Other musicians were Elvin Jones (John Coltrane’s drummer) whom I met in Tokyo where he invited me and my sax to his birthday party at BB KING’s. However, due to my mother’s illness, I was unable to attend. The next year, Jones left the world unexpectedly.

Another musician I wanted to meet and play with was the Malian “desert” blues guitarist Ali Farka Toure. I missed my chance to meet him in Mali in 2004, when Salif Keita invited me to appear with him at a concert – commemorating his appointment as UN ambassador for Culture and Sport. Unfortunately, I was so busy with Keita that I had no time to make the trip to see Ali Farka Toure in Timbuktu. Two years later he died too – in the same year as James Brown.

Last week I had to think about my involvement in the Green Movement in Iran. I tried to think of other musicians who were politically active like me, and the first one who came into my mind somehow, was James Brown. I remembered a documentary about him which I had watched in Tokyo some years ago. Luckily when I searched for it on Youtube it was still posted.

Dear reader, I think you might be interested in watching this documentary. Even those who don’t appreciate Brown for his music, might appreciate a musician who is trying to help his people move forward. Brown proved that music isn’t just about entertaining people; it is also a medium to guide and educate them. He always cared for them and reached out to them.

About the documentary (text taken from Wikipedia)

During the late 1960s and early 1970s, James Brown was renowned for his work with social activism. In 1966, he released the single “Don’t Be a Drop-Out” as a lesson to young students who had thoughts of dropping out. He later made public speeches in front of dozens of children and advocated the importance of education in school. In 1967, he issued a patriotic single, “America is My Home”, which was a “rap” about how he felt people, particularly in the African-American community, were neglecting the country that he said “could give (them) opportunities” explaining how at one time he was shining shoes and the next, he was greeting the President of the United States as he did when President Lyndon B. Johnson thanked him for donating money to school drop-out prevention programs.

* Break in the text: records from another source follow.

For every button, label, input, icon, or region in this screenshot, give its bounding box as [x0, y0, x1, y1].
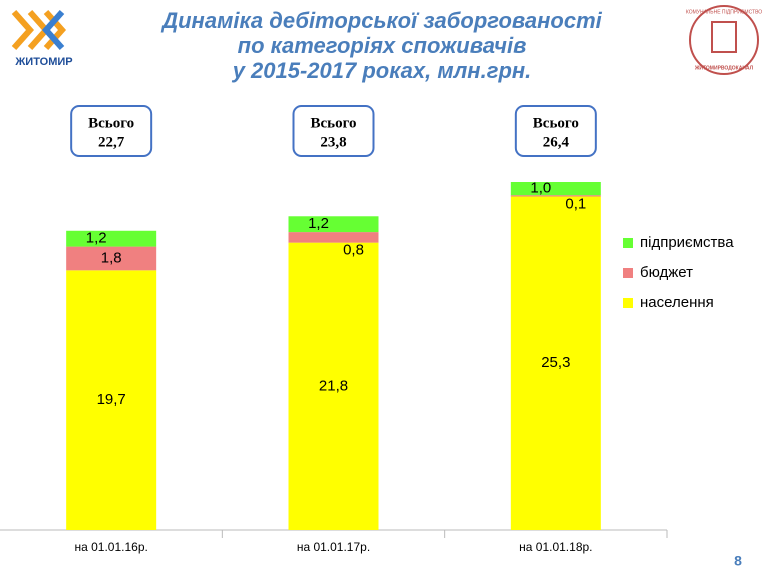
- value-label: 1,8: [101, 249, 122, 266]
- page-number: 8: [734, 553, 742, 569]
- value-label: 1,2: [86, 230, 107, 247]
- x-tick-label: на 01.01.16р.: [74, 540, 147, 554]
- logo-left: ЖИТОМИР: [11, 10, 73, 68]
- title-line: Динаміка дебіторської заборгованості: [160, 8, 602, 33]
- total-box: [70, 105, 153, 157]
- total-box: [292, 105, 375, 157]
- bar-segment: [288, 242, 379, 531]
- value-label: 1,2: [308, 215, 329, 232]
- title-line: по категоріях споживачів: [238, 33, 527, 58]
- bar-segment: [510, 195, 601, 197]
- logo-right: КОМУНАЛЬНЕ ПІДПРИЄМСТВО ЖИТОМИРВОДОКАНАЛ: [686, 5, 762, 75]
- legend-label: бюджет: [640, 264, 693, 281]
- total-label: Всього: [88, 115, 134, 131]
- total-value: 26,4: [543, 134, 570, 150]
- logo-text: КОМУНАЛЬНЕ ПІДПРИЄМСТВО: [686, 9, 762, 15]
- total-value: 22,7: [98, 134, 125, 150]
- value-label: 25,3: [541, 354, 570, 371]
- total-label: Всього: [310, 115, 356, 131]
- bar-segment: [510, 196, 601, 530]
- x-tick-label: на 01.01.17р.: [297, 540, 370, 554]
- total-box: [514, 105, 597, 157]
- total-value: 23,8: [320, 134, 346, 150]
- bar-segment: [288, 232, 379, 243]
- bar-segment: [288, 216, 379, 233]
- value-label: 21,8: [319, 377, 348, 394]
- bar-segment: [510, 182, 601, 196]
- legend-label: підприємства: [640, 234, 734, 251]
- logo-text: ЖИТОМИР: [14, 56, 72, 68]
- total-label: Всього: [533, 115, 579, 131]
- legend-swatch: [623, 298, 633, 308]
- legend-label: населення: [640, 294, 714, 311]
- legend-swatch: [623, 268, 633, 278]
- value-label: 1,0: [530, 180, 551, 197]
- bar-segment: [66, 230, 157, 247]
- logo-text: ЖИТОМИРВОДОКАНАЛ: [694, 65, 754, 71]
- value-label: 0,8: [343, 242, 364, 259]
- value-label: 19,7: [97, 391, 126, 408]
- bar-segment: [66, 270, 157, 530]
- bar-segment: [66, 246, 157, 271]
- x-tick-label: на 01.01.18р.: [519, 540, 592, 554]
- title-line: у 2015-2017 роках, млн.грн.: [232, 58, 532, 83]
- value-label: 0,1: [565, 195, 586, 212]
- legend-swatch: [623, 238, 633, 248]
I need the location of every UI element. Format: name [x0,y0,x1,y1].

A year later, he performed in front of a televised audience in Boston the day after the death of Martin Luther King, Jr.. Brown is often given credit for preventing rioting with the performance. However, it was Mayor Kevin White who strongly restrained the Boston Police from cracking down on minor violence and protests after the assassination, and Boston religious and community leaders who worked to keep tempers from flaring. Also, White arranged to have the performance broadcast multiple times on Boston’s public television station, WGBH, thus keeping many potential rioters off the streets, watching the concert for free. Brown demanded $60,000 for “gate” fees (money he thought would be lost from ticket sales on account of the concert being broadcast for free), and then threatened to go public about the secret arrangement when the city balked at paying up after the concert, news of which would have been a political death-blow to White, and possibly sparked riots on its own. White successfully lobbied the behind-the-scenes power-brokering group known as “The Vault” to come up with money for Brown’s gate fee and other social programs; The Vault contributed $100,000 to such programs, and Brown received $15,000 from them via the city. White persuaded management at the Boston Garden to give up their share of receipts to make up the difference. The story is documented in the PBS film “The Night James Brown Saved Boston”.

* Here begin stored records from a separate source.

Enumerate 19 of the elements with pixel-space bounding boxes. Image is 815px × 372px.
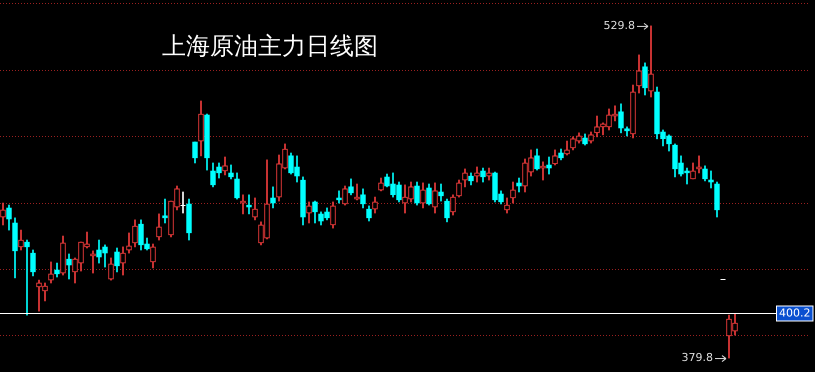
- ref-line-label: 400.2: [779, 306, 810, 320]
- text: 上海原油主力日线图: [162, 31, 378, 62]
- candlestick: [474, 166, 480, 182]
- candlestick: [90, 250, 96, 274]
- annotation: 529.8: [604, 18, 635, 32]
- candlestick: [546, 156, 552, 174]
- candlestick: [516, 178, 522, 192]
- candlestick: [354, 184, 360, 200]
- candlestick: [336, 190, 342, 204]
- candlestick: [696, 156, 702, 174]
- candlestick: [180, 192, 186, 214]
- candlestick: [648, 26, 654, 98]
- candlestick: [126, 232, 132, 254]
- candlestick: [24, 240, 30, 316]
- candlestick: [708, 170, 714, 188]
- candlestick: [240, 194, 246, 214]
- annotation: 379.8: [682, 350, 713, 364]
- candlestick: [246, 194, 252, 214]
- candlestick: [540, 162, 546, 180]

Afterwards, President Johnson advised Brown to visit Washington, D.C. to greet inner-city residents there performing at a benefit concert there and expressed the notion that violence “wasn’t the way to go”. Many in the black community felt that Brown was speaking out to them more than some major leaders in the country, a sentiment that was strengthened with the release of his groundbreaking landmark single, “Say It Loud – I’m Black and I’m Proud“.

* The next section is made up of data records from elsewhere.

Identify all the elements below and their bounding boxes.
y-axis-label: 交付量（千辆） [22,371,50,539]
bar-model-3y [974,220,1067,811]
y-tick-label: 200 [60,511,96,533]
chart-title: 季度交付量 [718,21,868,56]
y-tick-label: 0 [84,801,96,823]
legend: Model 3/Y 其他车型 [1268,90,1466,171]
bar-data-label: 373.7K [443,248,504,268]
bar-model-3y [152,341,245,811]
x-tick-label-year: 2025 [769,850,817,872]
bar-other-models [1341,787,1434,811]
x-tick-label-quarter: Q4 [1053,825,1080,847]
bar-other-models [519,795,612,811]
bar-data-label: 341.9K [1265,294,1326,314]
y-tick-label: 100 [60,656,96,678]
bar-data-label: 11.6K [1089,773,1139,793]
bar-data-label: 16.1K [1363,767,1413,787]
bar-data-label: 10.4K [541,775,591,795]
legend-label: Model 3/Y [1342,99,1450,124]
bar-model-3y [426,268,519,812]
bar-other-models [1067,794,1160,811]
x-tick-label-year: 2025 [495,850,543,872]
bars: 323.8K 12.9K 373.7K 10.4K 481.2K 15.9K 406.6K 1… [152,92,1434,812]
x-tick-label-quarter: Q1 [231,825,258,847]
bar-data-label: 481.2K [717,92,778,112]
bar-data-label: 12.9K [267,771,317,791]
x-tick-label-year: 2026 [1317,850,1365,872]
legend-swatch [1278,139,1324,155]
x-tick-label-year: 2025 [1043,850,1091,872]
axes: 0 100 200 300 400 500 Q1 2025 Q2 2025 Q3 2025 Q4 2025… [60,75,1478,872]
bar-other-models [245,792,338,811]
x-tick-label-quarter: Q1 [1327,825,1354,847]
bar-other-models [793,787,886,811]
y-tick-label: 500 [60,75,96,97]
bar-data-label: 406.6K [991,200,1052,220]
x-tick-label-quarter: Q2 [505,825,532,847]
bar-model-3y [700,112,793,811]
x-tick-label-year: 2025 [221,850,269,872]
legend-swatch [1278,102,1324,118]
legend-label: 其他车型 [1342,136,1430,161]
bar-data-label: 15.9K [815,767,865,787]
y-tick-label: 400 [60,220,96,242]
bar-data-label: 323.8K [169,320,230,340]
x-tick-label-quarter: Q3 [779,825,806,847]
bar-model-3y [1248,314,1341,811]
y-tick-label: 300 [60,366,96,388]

Brown continued performing benefit concerts for various civil rights organizations including Jesse Jackson‘s PUSH and The Black Panther Party‘s Breakfast program throughout the early-1970s. Brown also continued to release socially-conscious singles such as “I Don’t Want Nobody To Give Me Nothing (Open Up the Door, I’ll Get It Myself)” (1969), “Get Up, Get Into It, Get Involved” (1971), “Talking Loud and Saying Nothing” (1972), “King Heroin” (1974), “Funky President (People It’s Bad)” (1974) and “Reality” (1975). The week before his death, Brown took time to give Christmas presents to an orphanage in Atlanta.